The deployment of wind power and photovoltaics in electricity systems worldwide since 2019 has been sufficient to avoid an amount of annual coal consumption equivalent to that of India and Indonesia’s electricity sectors combined – and to dent annual natural gas demand by an amount equivalent to Russia’s pre-war natural gas exports to the European Union, the report reads.

Earth to keep warming for at least as long as there are any net emissions

Nevertheless, the concentration of greenhouse gases in the atmosphere keeps rising steadily and accelerating climate change. It takes hundreds or even thousands of years for CO2 to break down. Methane stays for only a few decades, but its so-called global warming potential, a 100-year measure, is up to 30 times higher than CO2.

The level of carbon dioxide in the atmosphere reached a record 424 parts per million last May, the usual peak month every calendar year.
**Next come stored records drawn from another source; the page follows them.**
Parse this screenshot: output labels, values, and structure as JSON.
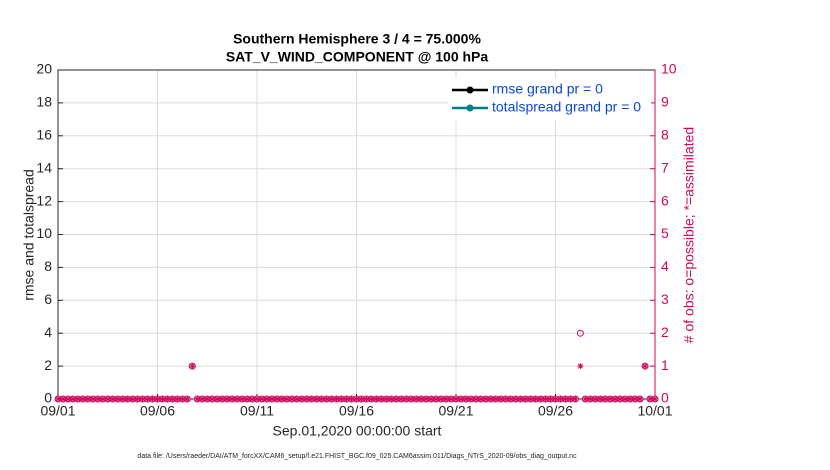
{
  "chart_data": {
    "type": "scatter",
    "title": "Southern Hemisphere 3 / 4 = 75.000%",
    "subtitle": "SAT_V_WIND_COMPONENT @ 100 hPa",
    "xlabel": "Sep.01,2020 00:00:00 start",
    "ylabel": "rmse and totalspread",
    "y2label": "# of obs: o=possible; *=assimilated",
    "footnote": "data file: /Users/raeder/DAI/ATM_forcXX/CAM6_setup/f.e21.FHIST_BGC.f09_025.CAM6assim.011/Diags_NTrS_2020-09/obs_diag_output.nc",
    "xlim": [
      0,
      30
    ],
    "xticks": [
      {
        "value": 0,
        "label": "09/01"
      },
      {
        "value": 5,
        "label": "09/06"
      },
      {
        "value": 10,
        "label": "09/11"
      },
      {
        "value": 15,
        "label": "09/16"
      },
      {
        "value": 20,
        "label": "09/21"
      },
      {
        "value": 25,
        "label": "09/26"
      },
      {
        "value": 30,
        "label": "10/01"
      }
    ],
    "ylim": [
      0,
      20
    ],
    "yticks": [
      0,
      2,
      4,
      6,
      8,
      10,
      12,
      14,
      16,
      18,
      20
    ],
    "y2lim": [
      0,
      10
    ],
    "y2ticks": [
      0,
      1,
      2,
      3,
      4,
      5,
      6,
      7,
      8,
      9,
      10
    ],
    "grid": true,
    "legend": "upper right",
    "legend_series": [
      {
        "name": "rmse grand pr = 0",
        "color": "#000000"
      },
      {
        "name": "totalspread grand pr = 0",
        "color": "#008080"
      }
    ],
    "x": [
      0,
      0.25,
      0.5,
      0.75,
      1,
      1.25,
      1.5,
      1.75,
      2,
      2.25,
      2.5,
      2.75,
      3,
      3.25,
      3.5,
      3.75,
      4,
      4.25,
      4.5,
      4.75,
      5,
      5.25,
      5.5,
      5.75,
      6,
      6.25,
      6.5,
      6.75,
      7,
      7.25,
      7.5,
      7.75,
      8,
      8.25,
      8.5,
      8.75,
      9,
      9.25,
      9.5,
      9.75,
      10,
      10.25,
      10.5,
      10.75,
      11,
      11.25,
      11.5,
      11.75,
      12,
      12.25,
      12.5,
      12.75,
      13,
      13.25,
      13.5,
      13.75,
      14,
      14.25,
      14.5,
      14.75,
      15,
      15.25,
      15.5,
      15.75,
      16,
      16.25,
      16.5,
      16.75,
      17,
      17.25,
      17.5,
      17.75,
      18,
      18.25,
      18.5,
      18.75,
      19,
      19.25,
      19.5,
      19.75,
      20,
      20.25,
      20.5,
      20.75,
      21,
      21.25,
      21.5,
      21.75,
      22,
      22.25,
      22.5,
      22.75,
      23,
      23.25,
      23.5,
      23.75,
      24,
      24.25,
      24.5,
      24.75,
      25,
      25.25,
      25.5,
      25.75,
      26,
      26.25,
      26.5,
      26.75,
      27,
      27.25,
      27.5,
      27.75,
      28,
      28.25,
      28.5,
      28.75,
      29,
      29.25,
      29.5,
      29.75,
      30
    ],
    "series": [
      {
        "name": "possible",
        "marker": "circle",
        "color": "#cc0a5c",
        "axis": "y2",
        "values": [
          0,
          0,
          0,
          0,
          0,
          0,
          0,
          0,
          0,
          0,
          0,
          0,
          0,
          0,
          0,
          0,
          0,
          0,
          0,
          0,
          0,
          0,
          0,
          0,
          0,
          0,
          0,
          1,
          0,
          0,
          0,
          0,
          0,
          0,
          0,
          0,
          0,
          0,
          0,
          0,
          0,
          0,
          0,
          0,
          0,
          0,
          0,
          0,
          0,
          0,
          0,
          0,
          0,
          0,
          0,
          0,
          0,
          0,
          0,
          0,
          0,
          0,
          0,
          0,
          0,
          0,
          0,
          0,
          0,
          0,
          0,
          0,
          0,
          0,
          0,
          0,
          0,
          0,
          0,
          0,
          0,
          0,
          0,
          0,
          0,
          0,
          0,
          0,
          0,
          0,
          0,
          0,
          0,
          0,
          0,
          0,
          0,
          0,
          0,
          0,
          0,
          0,
          0,
          0,
          0,
          2,
          0,
          0,
          0,
          0,
          0,
          0,
          0,
          0,
          0,
          0,
          0,
          0,
          1,
          0,
          0
        ]
      },
      {
        "name": "assimilated",
        "marker": "asterisk",
        "color": "#cc0a5c",
        "axis": "y2",
        "values": [
          0,
          0,
          0,
          0,
          0,
          0,
          0,
          0,
          0,
          0,
          0,
          0,
          0,
          0,
          0,
          0,
          0,
          0,
          0,
          0,
          0,
          0,
          0,
          0,
          0,
          0,
          0,
          1,
          0,
          0,
          0,
          0,
          0,
          0,
          0,
          0,
          0,
          0,
          0,
          0,
          0,
          0,
          0,
          0,
          0,
          0,
          0,
          0,
          0,
          0,
          0,
          0,
          0,
          0,
          0,
          0,
          0,
          0,
          0,
          0,
          0,
          0,
          0,
          0,
          0,
          0,
          0,
          0,
          0,
          0,
          0,
          0,
          0,
          0,
          0,
          0,
          0,
          0,
          0,
          0,
          0,
          0,
          0,
          0,
          0,
          0,
          0,
          0,
          0,
          0,
          0,
          0,
          0,
          0,
          0,
          0,
          0,
          0,
          0,
          0,
          0,
          0,
          0,
          0,
          0,
          1,
          0,
          0,
          0,
          0,
          0,
          0,
          0,
          0,
          0,
          0,
          0,
          0,
          1,
          0,
          0
        ]
      }
    ]
  }
}
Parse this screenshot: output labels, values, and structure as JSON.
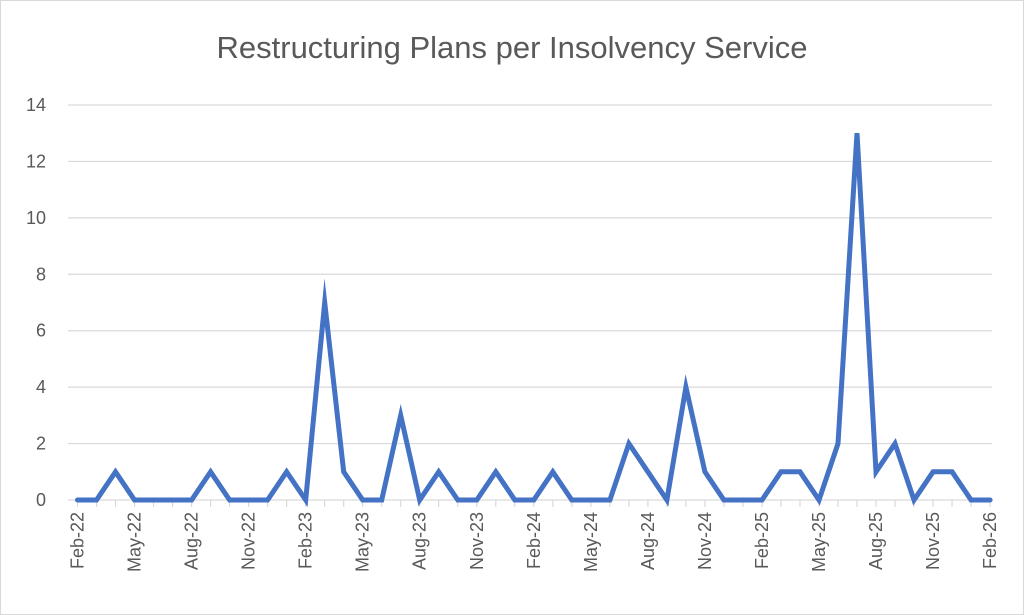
{
  "chart_data": {
    "type": "line",
    "title": "Restructuring Plans per Insolvency Service",
    "xlabel": "",
    "ylabel": "",
    "ylim": [
      0,
      14
    ],
    "yticks": [
      "0",
      "2",
      "4",
      "6",
      "8",
      "10",
      "12",
      "14"
    ],
    "xtick_labels": [
      "Feb-22",
      "May-22",
      "Aug-22",
      "Nov-22",
      "Feb-23",
      "May-23",
      "Aug-23",
      "Nov-23",
      "Feb-24",
      "May-24",
      "Aug-24",
      "Nov-24",
      "Feb-25",
      "May-25",
      "Aug-25",
      "Nov-25",
      "Feb-26"
    ],
    "grid": true,
    "line_color": "#4472C4",
    "x": [
      "Feb-22",
      "Mar-22",
      "Apr-22",
      "May-22",
      "Jun-22",
      "Jul-22",
      "Aug-22",
      "Sep-22",
      "Oct-22",
      "Nov-22",
      "Dec-22",
      "Jan-23",
      "Feb-23",
      "Mar-23",
      "Apr-23",
      "May-23",
      "Jun-23",
      "Jul-23",
      "Aug-23",
      "Sep-23",
      "Oct-23",
      "Nov-23",
      "Dec-23",
      "Jan-24",
      "Feb-24",
      "Mar-24",
      "Apr-24",
      "May-24",
      "Jun-24",
      "Jul-24",
      "Aug-24",
      "Sep-24",
      "Oct-24",
      "Nov-24",
      "Dec-24",
      "Jan-25",
      "Feb-25",
      "Mar-25",
      "Apr-25",
      "May-25",
      "Jun-25",
      "Jul-25",
      "Aug-25",
      "Sep-25",
      "Oct-25",
      "Nov-25",
      "Dec-25",
      "Jan-26",
      "Feb-26"
    ],
    "values": [
      0,
      0,
      1,
      0,
      0,
      0,
      0,
      1,
      0,
      0,
      0,
      1,
      0,
      7,
      1,
      0,
      0,
      3,
      0,
      1,
      0,
      0,
      1,
      0,
      0,
      1,
      0,
      0,
      0,
      2,
      1,
      0,
      4,
      1,
      0,
      0,
      0,
      1,
      1,
      0,
      2,
      13,
      1,
      2,
      0,
      1,
      1,
      0,
      0
    ]
  }
}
The 12-month average climbed to 419 parts per million in December or 2.4 more than one year before.

Global average temperature has been breaking records for every month since May 2023. As for sea temperature, the trend is very similar. The mass and coverage of ice on water and land is dwindling.

Global warming has been higher than 1.5 degrees Celsius for one whole year now

The European Union’s Copernicus Climate Change Service (C3S) said that January marked the end of the first 12-month period so far with an average global temperature higher than the 1.5-degree Celsius above the preindustrial reference period. The threshold was established in the 2015 Paris Agreement. Set for the year 2100, the goal seems to have been too ambitious as global efforts in the meantime to eliminate net greenhouse gas emissions were insufficient.

In theory, the direction could reverse and offset the breach. But every fraction of a degree higher exacerbates the risk of extreme weather events and the extinction of species. In practice, not only would net emissions have to be rapidly reduced to avoid catastrophic scenarios – they must turn negative as quickly as possible.